Body Shaming dan Mengapa Kita Melakukannya

Wida Kriswanti | 6 Agustus 2016 | 09:00 WIB

TABLOIDBINTANG.COM - Istilah body shaming ramai diperbincangkan setelah apa yang menimpa Jennifer Aniston sekitar dua pekan lalu.

Ia ditampilkan oleh sebuah media di sampul depan, namun dengan cara cenderung mempermalukan. Perutnya yang nampak membuncit “diobservasi secara jurnalistik”. 

Pemeran Rachel dalam serial Friends ini diyakini hamil—padahal belum seorang pun mengonfirmasi langsung kepadanya.

Merasa terganggu, Jennifer menyatakan sikap lewat sebuah surat terbuka yang dimuat laman The Huffington Post. Pesannya jelas, hentikan body shaming terhadap wanita!

Body shaming bukan sesuatu yang baru. Anna Margaretha Dauhan, psikolog klinis dewasa dari Pusat Informasi dan Konsultasi Tiga Generasi, menjelaskan, ini sudah terjadi sejak lama. Bahkan mungkin tanpa sadar kita sering melakukannya.

“Secara sederhana, body shaming dapat diartikan sebagai sikap atau perilaku yang negatif terhadap berat badan, ukuran tubuh, dan penampilan seseorang,” buka Anna.

“Seseorang bisa melakukan body shaming terhadap orang lain maupun dirinya sendiri.”

Persepsi yang tidak efektif akan bentuk fisik seseorang adalah penyebab utama seseorang melakukan body shaming. Seperti mengidolakan bentuk tubuh ideal tertentu dan mengaitkannya dengan karakter positif tertentu.

“Padahal setiap orang memiliki bentuk dan berat tubuh idealnya masing-masing. Tidak harus sama,” tegas Anna.

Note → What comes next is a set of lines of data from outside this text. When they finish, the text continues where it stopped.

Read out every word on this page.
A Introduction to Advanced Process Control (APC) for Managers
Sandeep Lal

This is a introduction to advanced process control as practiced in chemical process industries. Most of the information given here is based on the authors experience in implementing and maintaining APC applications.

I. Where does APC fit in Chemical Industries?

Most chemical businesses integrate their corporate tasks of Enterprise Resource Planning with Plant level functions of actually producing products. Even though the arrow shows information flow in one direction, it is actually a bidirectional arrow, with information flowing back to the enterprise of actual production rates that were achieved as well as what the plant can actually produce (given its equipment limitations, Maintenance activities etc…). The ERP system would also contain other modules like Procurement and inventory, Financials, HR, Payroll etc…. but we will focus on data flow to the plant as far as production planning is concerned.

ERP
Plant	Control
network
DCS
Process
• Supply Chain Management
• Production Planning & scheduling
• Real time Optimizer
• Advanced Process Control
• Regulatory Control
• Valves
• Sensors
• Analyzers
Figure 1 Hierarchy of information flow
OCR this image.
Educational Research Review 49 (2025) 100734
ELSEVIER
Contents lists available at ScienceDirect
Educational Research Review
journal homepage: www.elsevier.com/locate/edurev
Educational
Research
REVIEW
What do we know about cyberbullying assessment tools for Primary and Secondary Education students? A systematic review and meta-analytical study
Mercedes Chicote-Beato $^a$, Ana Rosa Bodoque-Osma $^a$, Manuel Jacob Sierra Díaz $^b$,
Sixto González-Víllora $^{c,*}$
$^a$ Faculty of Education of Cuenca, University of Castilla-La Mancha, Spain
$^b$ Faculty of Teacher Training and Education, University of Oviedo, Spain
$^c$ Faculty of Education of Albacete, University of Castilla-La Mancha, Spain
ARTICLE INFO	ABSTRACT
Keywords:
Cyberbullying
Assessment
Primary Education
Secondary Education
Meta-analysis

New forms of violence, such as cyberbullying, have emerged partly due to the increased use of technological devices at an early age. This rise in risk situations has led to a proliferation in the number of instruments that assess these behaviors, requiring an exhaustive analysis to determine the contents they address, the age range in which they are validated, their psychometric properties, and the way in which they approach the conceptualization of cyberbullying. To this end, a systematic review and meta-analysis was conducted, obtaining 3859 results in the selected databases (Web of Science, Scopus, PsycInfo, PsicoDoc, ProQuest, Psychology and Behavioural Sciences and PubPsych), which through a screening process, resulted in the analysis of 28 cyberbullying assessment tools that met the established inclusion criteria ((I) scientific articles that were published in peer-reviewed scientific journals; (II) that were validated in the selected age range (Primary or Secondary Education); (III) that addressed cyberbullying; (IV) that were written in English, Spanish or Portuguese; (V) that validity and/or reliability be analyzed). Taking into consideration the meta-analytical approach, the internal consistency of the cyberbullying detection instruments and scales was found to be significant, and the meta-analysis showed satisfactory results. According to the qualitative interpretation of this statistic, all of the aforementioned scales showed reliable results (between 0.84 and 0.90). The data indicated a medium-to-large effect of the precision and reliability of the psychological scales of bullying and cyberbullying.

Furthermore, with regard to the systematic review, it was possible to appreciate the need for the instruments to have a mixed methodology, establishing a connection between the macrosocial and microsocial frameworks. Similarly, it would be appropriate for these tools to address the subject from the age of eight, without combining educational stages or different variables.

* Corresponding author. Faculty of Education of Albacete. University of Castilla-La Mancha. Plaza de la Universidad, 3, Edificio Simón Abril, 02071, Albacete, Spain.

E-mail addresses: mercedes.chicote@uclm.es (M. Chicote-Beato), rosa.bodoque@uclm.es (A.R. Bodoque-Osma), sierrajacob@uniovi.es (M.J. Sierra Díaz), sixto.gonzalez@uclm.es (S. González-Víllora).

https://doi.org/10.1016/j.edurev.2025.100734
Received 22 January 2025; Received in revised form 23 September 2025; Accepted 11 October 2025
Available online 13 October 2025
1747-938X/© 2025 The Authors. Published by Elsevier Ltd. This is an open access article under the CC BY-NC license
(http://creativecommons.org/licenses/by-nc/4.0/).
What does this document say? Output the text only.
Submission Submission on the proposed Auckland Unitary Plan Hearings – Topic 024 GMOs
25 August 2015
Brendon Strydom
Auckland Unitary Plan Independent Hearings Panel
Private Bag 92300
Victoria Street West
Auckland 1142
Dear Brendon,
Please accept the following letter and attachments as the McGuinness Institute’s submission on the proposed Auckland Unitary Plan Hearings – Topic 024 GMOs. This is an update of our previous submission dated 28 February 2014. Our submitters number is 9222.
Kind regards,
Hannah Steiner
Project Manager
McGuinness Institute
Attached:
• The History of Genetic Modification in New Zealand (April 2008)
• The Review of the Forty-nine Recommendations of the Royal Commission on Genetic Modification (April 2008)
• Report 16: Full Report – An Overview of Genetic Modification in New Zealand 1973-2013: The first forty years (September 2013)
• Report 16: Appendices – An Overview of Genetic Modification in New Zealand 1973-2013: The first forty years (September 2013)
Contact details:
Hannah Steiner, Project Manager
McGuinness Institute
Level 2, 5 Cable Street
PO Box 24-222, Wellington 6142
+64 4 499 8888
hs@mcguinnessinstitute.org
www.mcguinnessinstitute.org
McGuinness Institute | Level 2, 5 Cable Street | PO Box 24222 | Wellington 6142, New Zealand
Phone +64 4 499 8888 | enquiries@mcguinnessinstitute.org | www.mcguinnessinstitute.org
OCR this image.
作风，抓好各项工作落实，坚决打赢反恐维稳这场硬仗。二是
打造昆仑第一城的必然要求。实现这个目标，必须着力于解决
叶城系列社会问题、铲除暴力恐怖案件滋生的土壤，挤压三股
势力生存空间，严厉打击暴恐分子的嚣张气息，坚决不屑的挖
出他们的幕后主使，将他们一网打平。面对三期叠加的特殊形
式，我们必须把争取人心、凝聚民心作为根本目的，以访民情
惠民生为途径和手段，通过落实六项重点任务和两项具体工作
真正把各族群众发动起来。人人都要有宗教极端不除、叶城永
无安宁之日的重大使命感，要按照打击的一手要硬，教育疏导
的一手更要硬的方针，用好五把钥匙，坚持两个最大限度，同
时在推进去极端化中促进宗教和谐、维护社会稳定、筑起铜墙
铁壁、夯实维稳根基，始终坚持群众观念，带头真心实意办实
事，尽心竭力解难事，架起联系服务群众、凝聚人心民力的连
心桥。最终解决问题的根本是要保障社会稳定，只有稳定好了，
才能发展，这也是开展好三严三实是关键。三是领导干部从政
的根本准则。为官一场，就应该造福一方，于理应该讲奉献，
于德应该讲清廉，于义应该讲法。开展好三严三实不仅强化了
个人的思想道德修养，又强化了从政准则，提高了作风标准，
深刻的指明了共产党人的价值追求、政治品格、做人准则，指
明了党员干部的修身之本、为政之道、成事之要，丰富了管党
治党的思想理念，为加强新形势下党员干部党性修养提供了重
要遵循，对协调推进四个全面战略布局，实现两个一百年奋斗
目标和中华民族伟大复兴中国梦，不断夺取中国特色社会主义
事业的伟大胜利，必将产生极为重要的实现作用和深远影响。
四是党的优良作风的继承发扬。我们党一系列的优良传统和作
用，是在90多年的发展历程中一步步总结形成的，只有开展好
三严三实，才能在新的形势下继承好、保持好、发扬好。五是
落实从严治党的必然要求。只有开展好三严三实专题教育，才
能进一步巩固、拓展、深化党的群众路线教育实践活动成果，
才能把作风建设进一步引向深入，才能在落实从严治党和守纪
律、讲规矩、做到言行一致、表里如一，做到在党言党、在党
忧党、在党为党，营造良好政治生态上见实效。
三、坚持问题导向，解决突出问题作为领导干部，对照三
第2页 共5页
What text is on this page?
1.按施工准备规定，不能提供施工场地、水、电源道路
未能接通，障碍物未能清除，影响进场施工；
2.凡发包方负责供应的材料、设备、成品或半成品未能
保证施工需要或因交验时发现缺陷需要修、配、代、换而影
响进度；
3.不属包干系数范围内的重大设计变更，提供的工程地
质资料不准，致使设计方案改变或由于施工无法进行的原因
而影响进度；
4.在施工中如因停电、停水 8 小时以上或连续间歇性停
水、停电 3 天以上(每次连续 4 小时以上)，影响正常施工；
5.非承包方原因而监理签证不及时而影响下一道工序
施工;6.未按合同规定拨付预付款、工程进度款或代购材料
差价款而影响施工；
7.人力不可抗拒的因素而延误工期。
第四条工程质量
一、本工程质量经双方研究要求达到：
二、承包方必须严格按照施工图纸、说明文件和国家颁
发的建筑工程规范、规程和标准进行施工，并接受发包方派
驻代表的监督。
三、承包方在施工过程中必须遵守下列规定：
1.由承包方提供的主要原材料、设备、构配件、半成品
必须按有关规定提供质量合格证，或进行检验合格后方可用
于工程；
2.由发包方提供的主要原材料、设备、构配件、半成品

Selain itu, karena ukuran dan bentuk tubuh adalah hal yang paling mudah terlihat dari seseorang. Apabila ada sesuatu yang tidak disukai dari seseorang, penampilan fisik pun menjadi sasaran tembak untuk melampiaskan rasa tidak suka atau bahkan frustrasi.

“Dengan melakukannya, paling tidak, membuat dirinya (orang yang frustrasi itu) merasa lebih baik mengenai kondisi dirinya sendiri,” Anna bilang. 

Dampak body shaming tidak main-main. Korban bisa jadi malu sehingga ingin memperbaiki citra dirinya.

“Korban bisa saja melakukan crash diet yang tidak sehat. Tujuannya semata memperbaiki bentuk tubuh, bukan untuk kesehatan,” ungkap Anna.

Sedangkan secara psikologis, body shaming dapat mengarah pada konsep diri yang negatif, perasaan tidak berharga, bahkan depresi.

“Pada kondisi yang lebih ekstrem, body shaming dapat memicu timbulnya eating disorder seperti bulimia atau anoreksia nervosa yang dapat berakibat buruk atau bahkan fatal bagi kesehatan,” pungkasnya.